Over the years, scientists have raised a key question about future climate change: When, exactly, does the warming stop?
Do temperatures stop rising as soon as people cease emitting greenhouse gases? Or is some level of future warming already guaranteed, or “locked in,” by our past emissions?
Recent studies generally suggest good news on that front. The vast majority of future warming depends on future emissions. There shouldn’t be much future warming locked in from the past.
Now, a new study suggests that’s mostly true — but with some caveats. It’s important to look at all kinds of human emissions in the atmosphere, the research suggests, not just the main greenhouse gases like carbon dioxide.
When accounting for all of them, there may be a brief give-and-take before global temperatures finally stabilize. Global temperatures could continue to rise for a few years, or a few decades, after all emissions stop, and then they may fall back down again as the climate system stabilizes.
That means past a certain point, the world may not be able to avoid temporarily overshooting the Paris Agreement’s temperature targets.
In fact, the study suggests that even if all emissions halted today, the planet would still have around a 42 percent chance of overshooting the target of 1.5 degrees Celsius, even if temperatures later dropped back below it.
Still, the study emphasizes, it remains true that the vast majority of future warming depends on future emissions. And the faster those emissions spiral down to zero, the less warming there will be.
The study, released yesterday in the journal Nature Climate Change, used a specialized model to investigate how the Earth’s climate system would respond if emissions were to suddenly stop.
The study looked at a range of possible future climate scenarios assuming different levels of emissions, some higher, some lower. For each possible scenario, the researchers examined a series of hypothetical stop dates — the point at which emissions suddenly vanish — between now and 2080.
The study makes a point of accounting for a wide variety of different human-caused emissions, not just the heavy hitters like carbon dioxide and methane.
That’s important, the authors say, because some kinds of emissions actually have a cooling effect on the planet — and as a result, they’re masking a small portion of the warming that’s being caused by greenhouse gases. That means when these emissions vanish, this masking effect will also stop, and temperatures may temporarily rise beyond what might be expected when considering greenhouse gases alone.

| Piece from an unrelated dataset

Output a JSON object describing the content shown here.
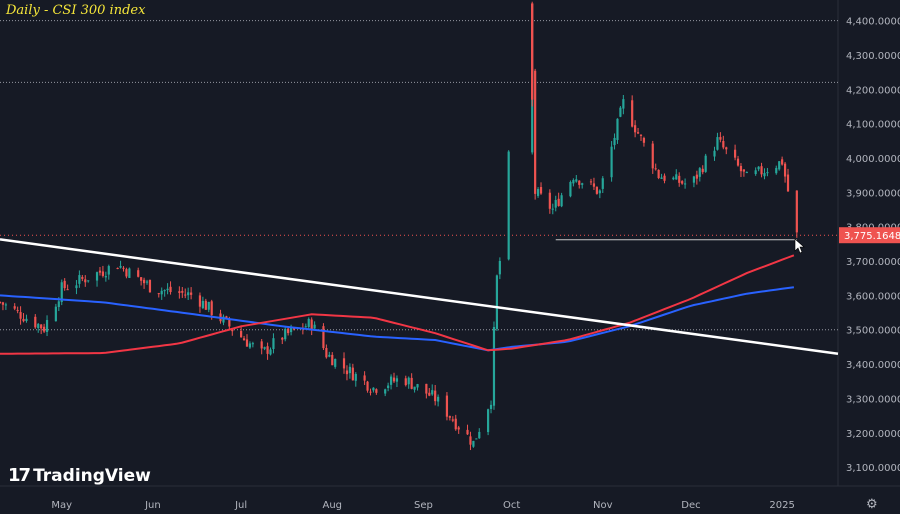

Certain types of air pollution associated with the burning of fossil fuels are a prime example. Some of these particles are highly reflective and help beam sunlight away from the Earth, slightly cooling the climate. If the planet stops burning fossil fuels, some of these pollutants will also disappear, taking their small masking effect with them.

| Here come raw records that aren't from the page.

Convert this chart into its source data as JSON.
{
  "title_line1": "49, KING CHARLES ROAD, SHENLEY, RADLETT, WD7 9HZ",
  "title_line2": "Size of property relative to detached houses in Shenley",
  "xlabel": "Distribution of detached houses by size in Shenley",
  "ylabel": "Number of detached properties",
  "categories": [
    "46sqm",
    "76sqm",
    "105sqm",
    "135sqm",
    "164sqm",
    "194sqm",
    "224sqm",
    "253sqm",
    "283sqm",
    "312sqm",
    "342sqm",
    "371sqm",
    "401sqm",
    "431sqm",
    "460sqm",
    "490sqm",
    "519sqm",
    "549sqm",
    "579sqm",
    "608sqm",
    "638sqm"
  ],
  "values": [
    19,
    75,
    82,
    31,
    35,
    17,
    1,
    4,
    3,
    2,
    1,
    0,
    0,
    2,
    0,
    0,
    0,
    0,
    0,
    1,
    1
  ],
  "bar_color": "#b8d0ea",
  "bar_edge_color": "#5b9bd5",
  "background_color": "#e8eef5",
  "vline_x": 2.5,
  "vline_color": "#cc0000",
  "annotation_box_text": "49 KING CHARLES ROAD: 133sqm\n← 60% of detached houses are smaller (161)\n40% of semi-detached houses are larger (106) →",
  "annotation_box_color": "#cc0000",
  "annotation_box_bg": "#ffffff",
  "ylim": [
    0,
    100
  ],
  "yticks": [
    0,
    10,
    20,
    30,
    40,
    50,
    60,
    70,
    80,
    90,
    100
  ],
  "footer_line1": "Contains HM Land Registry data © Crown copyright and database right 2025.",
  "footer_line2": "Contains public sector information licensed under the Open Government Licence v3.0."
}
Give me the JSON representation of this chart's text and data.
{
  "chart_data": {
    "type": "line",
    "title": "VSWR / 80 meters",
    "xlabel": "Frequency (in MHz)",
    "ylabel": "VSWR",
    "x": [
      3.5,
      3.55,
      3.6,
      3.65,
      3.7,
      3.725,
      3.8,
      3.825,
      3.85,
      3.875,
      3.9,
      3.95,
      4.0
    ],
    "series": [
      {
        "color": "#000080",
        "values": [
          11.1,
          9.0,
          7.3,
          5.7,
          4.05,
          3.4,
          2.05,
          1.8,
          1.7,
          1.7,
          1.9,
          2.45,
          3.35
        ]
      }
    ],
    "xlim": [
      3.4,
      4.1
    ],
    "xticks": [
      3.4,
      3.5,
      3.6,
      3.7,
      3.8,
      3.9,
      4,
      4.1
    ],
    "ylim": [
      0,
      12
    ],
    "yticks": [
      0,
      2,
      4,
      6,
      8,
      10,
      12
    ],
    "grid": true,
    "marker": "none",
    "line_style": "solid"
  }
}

In the short term, the researchers suggest, this means that global temperatures may actually rise slightly for a few years after all emissions halt. If emissions suddenly stopped today, for instance, the study suggests that the planet may continue to warm by a few tenths of a degree for several years.
Later, some of this effect is likely to reverse itself. Temperatures may begin to fall again as certain types of potent but short-lived greenhouse gases — like methane — begin to disappear from the atmosphere over time.
That’s where the concept of overshoot comes in.
The study finds that there’s a 42 percent chance of overshooting the 1.5 C target even if emissions stopped today. At the same time, there are much lower odds of the Earth’s final temperature stabilizing above 1.5 C — probably around 5 percent or so.
And the 2 C target still remains firmly in reach at this point. The study estimates only about a 2 percent chance of overshoot if emissions halted immediately, and zero odds that the Earth’s stable temperature would exceed 2 C in the long run.
Far more important to the fate of the planet, the study says, is what happens in the next few years.
The risk of overshoot rises substantially the longer humans continue emitting greenhouse gases. The study estimates that the risk of exceeding the 1.5 C target rises to 66 percent by 2029, assuming moderate emissions over the next few years.
And the risk of permanently overshooting the temperature targets also rises dramatically the longer emissions are released.
The research has a few important caveats. On one hand, it assumes that human-caused emissions suddenly stop all at once. That’s not how it would work in the real world, and changes in the Earth’s temperatures may be different in real life.
On the other hand, the study doesn’t account for certain kinds of potential climate feedbacks that could speed up future warming — things like thawing permafrost and rapid ice loss. That means that some of its estimates of future warming could be on the conservative side.
The study’s general warning, however, is clear. And it echoes the warnings issued in the newest reports from the U.N. Intergovernmental Panel on Climate Change. Meeting the Paris targets is only possible with immediate and dramatic reductions in global greenhouse gas emissions. And even then, the 1.5 C target is rapidly closing in.
The latest IPCC reports also warn the world not to underestimate the dangers of overshooting global temperature goals. Even if they later stabilize below 1.5 or 2 C, some climate impacts can’t be so easily reversed. Certain types of damage to glaciers and ice sheets, global sea-level rise, and the extinction of plant and animal species, for instance, are essentially permanent on human time scales.
At the same time, multiple recent studies have warned that current global climate policies are still not enough to put the world on track to meet the Paris climate goals.
“Our findings make it all the more pressing that we need to rapidly reduce emissions,” Michelle Dvorak, lead study author and a Ph.D. student at the University of Washington, said in a statement.